Haslett, Caroline (1895–1957)

views updated

Haslett, Caroline (1895–1957)

British engineer and founder of the Women's Engineering Society. Name variations: Dame Caroline Haslett. Born Caroline Haslett on August 17, 1895, in Sussex, England; died on January 4, 1957; the eldest daughter of Robert Haslett (a railroad engineer) and Caroline Sarah (Holmes) Haslett; attended Haywards Heath High School, Sussex; never married; no children.

Caroline Haslett, a leader in opening the engineering industry to British women, was born in Sussex, England, in 1895, and raised in a modest though progressive home in Sussex. She left high school at the outbreak of World War I to take a clerical post in a boiler company, and while there decided to become an engineer. Requesting a transfer from the office to the plant, Haslett worked for the next five years to qualify first as a general, then as an electrical, engineer.

In 1919, Haslett became the secretary of the newly formed Women's Engineering Society, founded to encourage the "establishment of highly trained women in engineering." In addition to persuading employers that women had the aptitude to train for light engineering work, Haslett assured engineering institutions that much was to be gained by allowing women to join their ranks. She also founded and edited the society's journal The Woman Engineer. In 1924, when the society founded the Electrical Association for Women, Haslett became its director and editor of its organ Electrical Age. In addition to working to expand educational opportunities for women in the field,

Haslett increased her efforts to educate housewives in the advantages of electrical devices, and to encourage manufacturers to produce products for the home.
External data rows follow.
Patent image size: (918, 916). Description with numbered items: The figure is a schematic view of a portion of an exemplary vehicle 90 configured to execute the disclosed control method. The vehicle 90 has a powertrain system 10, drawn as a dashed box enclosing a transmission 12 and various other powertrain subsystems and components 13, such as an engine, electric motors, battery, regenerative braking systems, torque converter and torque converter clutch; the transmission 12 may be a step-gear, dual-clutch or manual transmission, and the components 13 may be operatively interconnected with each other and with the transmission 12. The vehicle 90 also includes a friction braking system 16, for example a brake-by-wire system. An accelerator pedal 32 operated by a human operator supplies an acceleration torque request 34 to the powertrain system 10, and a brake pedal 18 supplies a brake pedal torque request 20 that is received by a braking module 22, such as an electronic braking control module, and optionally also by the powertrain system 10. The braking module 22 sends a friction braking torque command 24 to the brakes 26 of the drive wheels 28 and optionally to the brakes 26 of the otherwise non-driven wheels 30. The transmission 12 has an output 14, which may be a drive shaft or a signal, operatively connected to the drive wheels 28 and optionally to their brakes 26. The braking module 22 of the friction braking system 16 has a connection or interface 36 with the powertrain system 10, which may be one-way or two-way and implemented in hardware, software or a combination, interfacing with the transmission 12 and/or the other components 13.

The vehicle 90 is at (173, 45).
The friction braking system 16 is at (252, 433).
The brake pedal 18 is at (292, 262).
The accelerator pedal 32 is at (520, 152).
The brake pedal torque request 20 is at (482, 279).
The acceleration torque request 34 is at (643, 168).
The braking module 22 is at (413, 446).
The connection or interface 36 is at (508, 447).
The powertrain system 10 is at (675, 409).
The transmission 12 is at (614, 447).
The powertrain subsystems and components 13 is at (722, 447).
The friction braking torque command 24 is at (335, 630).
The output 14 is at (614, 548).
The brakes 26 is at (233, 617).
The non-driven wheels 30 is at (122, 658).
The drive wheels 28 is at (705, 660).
By 1956, when Haslett left her post, the Electrical Association had grown from a one-room office to an organization with 90 branches and over 10,000 members.

During World War II, Haslett advised the British Ministry of Labor on women's training for industry. "She tramped through factories all over the country," reported Margaret Culkin Banning in Independent Woman, "talking to employers about their reaction to women in their plants, analyzing part-time work, putting up a fight for actual equal pay for equal work." Haslett also championed the admission of women to factory training programs on an equal basis with men, and the continued recruitment of women in the field even after the war. In a visit to the United States in 1941, she spent two months in New York studying the participation of American women in industry. She visited America again in 1944, under the auspices of the British Federation of Business and Profession Women, for which she served as president for several years. Among the ideas she took back to England for postwar use were "shelves that do not bump the head, less noisy vacuum cleaners and thermostats, more effective uses of plastics, glass, and nylon, and the Tennessee Valley Authority," which she called "the greatest piece of social engineering in the world." In 1945, she visited Sweden and Finland, where she again spoke out about the necessity of women doing their share in the postwar world.

Haslett, described by Helen Worden in the New York World Telegram as "tall and capable, with frank eyes and a friendly manner," served on the British Electrical Authority, a board formed to manage the nationalized electrical industry, as well as other government bodies. She was a member of the governing boards of several educational institutions, held membership in numerous engineering organizations, and was created a Dame of the British Empire (DBE) in 1947.


Rothe, Anna, ed. Current Biography. NY: H.W. Wilson, 1950.